MADRID, 19 (EUROPA PRESS)
The First Vice President and Minister of Economic Affairs and Digital Transformation, Nadia Calviño, has indicated that in all the interviews she had during her last visit to Washington, in her role as president of the International Monetary and Financial Committee of the IMF, they were interested in the “ Spain’s economic policy recipe” and “how is it possible” that the country’s situation is “so positive” in a “so complex” international context.
In a control session in Congress and on the occasion of the questions in session by the PP deputy, Carlos Rojas, and the Vox spokesman in Congress, Iván Espinosa de los Monteros; the minister praised the economic situation in Spain. In this context, Calviño has insisted on noting that under this government, companies and the economy “are doing very well.”
In addition, he has affirmed that the economy is at a time of “strong attraction” of foreign investment and has highlighted that international organizations are interested in the “so positive” economic situation of the country in a “so complex” context.

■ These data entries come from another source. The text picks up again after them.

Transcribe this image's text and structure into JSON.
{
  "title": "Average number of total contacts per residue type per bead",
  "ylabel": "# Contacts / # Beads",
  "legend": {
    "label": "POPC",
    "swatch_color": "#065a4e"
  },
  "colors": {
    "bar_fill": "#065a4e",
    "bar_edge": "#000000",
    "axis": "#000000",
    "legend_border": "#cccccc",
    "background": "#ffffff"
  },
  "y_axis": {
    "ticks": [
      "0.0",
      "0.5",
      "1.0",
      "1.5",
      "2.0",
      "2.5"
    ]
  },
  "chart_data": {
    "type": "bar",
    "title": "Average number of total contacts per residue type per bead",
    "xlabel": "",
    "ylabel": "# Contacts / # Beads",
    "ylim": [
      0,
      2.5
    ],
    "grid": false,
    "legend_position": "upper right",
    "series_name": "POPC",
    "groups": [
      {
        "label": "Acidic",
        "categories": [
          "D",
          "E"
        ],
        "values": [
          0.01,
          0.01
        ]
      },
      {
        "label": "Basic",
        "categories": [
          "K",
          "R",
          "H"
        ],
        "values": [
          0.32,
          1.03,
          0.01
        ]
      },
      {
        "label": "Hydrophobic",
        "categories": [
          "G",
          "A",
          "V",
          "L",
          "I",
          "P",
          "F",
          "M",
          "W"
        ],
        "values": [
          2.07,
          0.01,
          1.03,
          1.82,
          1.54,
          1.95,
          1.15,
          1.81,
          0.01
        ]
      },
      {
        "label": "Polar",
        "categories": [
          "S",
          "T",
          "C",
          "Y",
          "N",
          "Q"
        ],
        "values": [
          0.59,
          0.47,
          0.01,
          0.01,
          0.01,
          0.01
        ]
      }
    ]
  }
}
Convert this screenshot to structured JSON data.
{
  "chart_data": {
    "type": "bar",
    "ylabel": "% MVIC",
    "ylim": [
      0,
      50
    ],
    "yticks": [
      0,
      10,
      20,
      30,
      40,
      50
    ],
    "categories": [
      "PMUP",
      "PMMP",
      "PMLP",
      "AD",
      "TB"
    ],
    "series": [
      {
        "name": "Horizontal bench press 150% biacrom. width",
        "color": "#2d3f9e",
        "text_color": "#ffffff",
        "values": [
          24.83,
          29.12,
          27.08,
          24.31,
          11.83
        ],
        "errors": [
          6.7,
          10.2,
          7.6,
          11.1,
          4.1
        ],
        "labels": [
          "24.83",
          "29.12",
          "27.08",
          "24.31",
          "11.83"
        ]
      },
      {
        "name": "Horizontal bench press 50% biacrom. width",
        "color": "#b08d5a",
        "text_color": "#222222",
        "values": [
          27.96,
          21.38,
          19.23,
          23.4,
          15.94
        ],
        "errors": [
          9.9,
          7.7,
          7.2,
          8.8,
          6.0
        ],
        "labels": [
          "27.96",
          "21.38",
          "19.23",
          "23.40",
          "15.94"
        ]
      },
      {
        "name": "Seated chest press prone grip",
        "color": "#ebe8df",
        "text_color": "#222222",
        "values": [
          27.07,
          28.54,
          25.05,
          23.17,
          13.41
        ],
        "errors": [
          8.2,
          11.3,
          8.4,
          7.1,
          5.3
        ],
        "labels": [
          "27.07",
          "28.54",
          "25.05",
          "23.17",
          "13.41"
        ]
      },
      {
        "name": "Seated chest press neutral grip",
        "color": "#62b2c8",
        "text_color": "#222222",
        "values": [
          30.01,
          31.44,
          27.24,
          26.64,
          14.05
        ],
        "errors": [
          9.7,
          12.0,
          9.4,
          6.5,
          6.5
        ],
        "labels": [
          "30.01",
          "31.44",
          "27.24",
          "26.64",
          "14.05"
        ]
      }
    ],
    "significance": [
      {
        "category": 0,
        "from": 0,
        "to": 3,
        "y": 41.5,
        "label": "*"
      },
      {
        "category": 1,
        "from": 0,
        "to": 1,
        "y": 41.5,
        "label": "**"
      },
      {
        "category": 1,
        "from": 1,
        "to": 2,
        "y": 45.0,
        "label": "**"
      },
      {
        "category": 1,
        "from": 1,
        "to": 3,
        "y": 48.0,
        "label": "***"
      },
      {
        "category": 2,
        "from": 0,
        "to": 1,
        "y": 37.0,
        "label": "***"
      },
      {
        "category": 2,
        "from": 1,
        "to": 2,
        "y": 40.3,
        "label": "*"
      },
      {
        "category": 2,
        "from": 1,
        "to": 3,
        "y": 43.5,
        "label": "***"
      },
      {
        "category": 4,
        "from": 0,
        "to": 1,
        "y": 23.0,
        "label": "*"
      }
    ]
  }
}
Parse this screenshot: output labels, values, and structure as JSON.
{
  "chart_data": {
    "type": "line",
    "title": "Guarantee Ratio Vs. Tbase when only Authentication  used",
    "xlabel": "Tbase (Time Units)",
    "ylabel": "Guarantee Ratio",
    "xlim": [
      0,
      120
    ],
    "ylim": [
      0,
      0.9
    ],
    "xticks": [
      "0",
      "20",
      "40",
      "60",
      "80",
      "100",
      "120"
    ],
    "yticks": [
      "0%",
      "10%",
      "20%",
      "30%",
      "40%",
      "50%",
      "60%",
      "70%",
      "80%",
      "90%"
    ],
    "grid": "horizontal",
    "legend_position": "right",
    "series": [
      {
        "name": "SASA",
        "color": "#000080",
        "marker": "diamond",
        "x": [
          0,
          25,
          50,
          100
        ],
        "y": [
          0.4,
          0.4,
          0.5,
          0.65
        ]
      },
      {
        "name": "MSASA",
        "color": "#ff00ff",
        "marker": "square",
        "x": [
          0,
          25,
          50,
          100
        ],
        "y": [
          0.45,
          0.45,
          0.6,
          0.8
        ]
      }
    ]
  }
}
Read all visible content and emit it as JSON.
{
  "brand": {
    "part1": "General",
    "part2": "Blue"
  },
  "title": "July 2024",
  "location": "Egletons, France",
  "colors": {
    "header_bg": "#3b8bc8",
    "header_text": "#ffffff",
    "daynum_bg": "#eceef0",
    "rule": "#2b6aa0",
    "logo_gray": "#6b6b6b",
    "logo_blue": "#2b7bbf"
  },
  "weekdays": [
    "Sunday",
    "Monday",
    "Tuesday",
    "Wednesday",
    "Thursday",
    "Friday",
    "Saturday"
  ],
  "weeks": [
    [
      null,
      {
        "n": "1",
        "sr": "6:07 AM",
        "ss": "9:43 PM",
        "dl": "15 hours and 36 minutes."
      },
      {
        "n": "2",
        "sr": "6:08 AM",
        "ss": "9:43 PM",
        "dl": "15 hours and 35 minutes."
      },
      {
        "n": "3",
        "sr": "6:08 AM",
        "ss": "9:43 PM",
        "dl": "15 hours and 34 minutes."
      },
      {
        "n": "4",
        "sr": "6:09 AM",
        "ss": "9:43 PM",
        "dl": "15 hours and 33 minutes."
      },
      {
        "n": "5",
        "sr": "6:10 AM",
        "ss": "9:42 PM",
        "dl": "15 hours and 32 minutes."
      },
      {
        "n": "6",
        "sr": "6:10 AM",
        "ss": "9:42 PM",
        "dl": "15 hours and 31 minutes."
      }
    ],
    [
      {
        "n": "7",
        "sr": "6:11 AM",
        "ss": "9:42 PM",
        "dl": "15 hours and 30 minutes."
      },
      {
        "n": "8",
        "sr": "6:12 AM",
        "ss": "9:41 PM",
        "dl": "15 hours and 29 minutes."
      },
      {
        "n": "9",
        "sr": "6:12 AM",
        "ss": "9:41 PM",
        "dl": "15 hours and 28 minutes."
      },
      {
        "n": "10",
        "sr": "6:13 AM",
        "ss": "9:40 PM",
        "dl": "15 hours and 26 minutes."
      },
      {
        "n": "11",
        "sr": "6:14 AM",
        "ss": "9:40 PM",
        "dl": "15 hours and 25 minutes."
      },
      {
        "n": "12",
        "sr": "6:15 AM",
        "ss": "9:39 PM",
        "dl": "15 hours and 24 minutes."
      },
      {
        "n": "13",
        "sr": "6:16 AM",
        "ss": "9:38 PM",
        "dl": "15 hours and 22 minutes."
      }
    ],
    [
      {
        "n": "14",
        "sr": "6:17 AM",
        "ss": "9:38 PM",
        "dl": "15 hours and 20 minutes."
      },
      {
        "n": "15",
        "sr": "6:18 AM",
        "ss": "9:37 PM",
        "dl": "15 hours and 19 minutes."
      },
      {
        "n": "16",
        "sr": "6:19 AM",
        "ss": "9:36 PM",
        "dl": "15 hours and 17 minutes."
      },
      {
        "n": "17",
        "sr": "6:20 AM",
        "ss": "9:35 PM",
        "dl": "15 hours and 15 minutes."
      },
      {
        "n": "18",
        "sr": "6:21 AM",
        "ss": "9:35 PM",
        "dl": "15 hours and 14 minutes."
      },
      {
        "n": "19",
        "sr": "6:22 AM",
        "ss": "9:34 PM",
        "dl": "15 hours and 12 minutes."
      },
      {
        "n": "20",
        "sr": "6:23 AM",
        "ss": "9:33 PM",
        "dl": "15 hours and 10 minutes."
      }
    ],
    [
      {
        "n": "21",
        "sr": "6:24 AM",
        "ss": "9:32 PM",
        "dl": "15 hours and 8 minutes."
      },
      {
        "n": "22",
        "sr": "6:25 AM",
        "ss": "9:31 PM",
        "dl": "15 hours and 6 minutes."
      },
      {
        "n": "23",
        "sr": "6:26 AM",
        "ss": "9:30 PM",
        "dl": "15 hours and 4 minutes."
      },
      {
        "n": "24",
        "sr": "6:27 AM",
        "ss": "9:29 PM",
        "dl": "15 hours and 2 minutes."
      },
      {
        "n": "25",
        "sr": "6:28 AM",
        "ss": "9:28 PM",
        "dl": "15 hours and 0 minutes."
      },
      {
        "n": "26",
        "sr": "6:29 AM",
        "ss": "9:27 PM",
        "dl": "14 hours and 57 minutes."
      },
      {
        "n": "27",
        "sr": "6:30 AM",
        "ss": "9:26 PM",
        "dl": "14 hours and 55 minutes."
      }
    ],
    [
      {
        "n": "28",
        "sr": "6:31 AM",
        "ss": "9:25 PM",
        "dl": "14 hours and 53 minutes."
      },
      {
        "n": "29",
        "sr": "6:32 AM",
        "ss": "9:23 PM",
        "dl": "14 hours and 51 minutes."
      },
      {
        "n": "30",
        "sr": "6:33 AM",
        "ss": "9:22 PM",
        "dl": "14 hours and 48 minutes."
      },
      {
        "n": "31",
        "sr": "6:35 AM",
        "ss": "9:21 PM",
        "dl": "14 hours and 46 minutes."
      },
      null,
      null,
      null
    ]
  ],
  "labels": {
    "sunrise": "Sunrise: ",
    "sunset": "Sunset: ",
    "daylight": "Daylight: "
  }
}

Opposite, Rojas has said that Spain is the leader of unemployment in the European Union, families are losing purchasing power and the Government “does not stop raising taxes.” For his part, Espinosa de los Monteros has blurted out to the vice president that Spain’s GDP has not yet recovered the levels prior to the pandemic and has also blurted out that Spain “is the country that has destroyed the most companies” since the health crisis. , with more than 26,000.
In the reply, Calviño has reproached the PP deputy for using “false” or “partial” data, and has reminded him that several international organizations have revised the country’s growth forecast upwards and, furthermore, 1.1 million jobs have been created since before the pandemic. In addition, he has added the vice president, April has “record” job creation data.
The Vox spokesman has been told that the Government focuses on governing by the citizens, with a “responsible” economic policy and based on “fiscal responsibility, social justice and structural reforms.”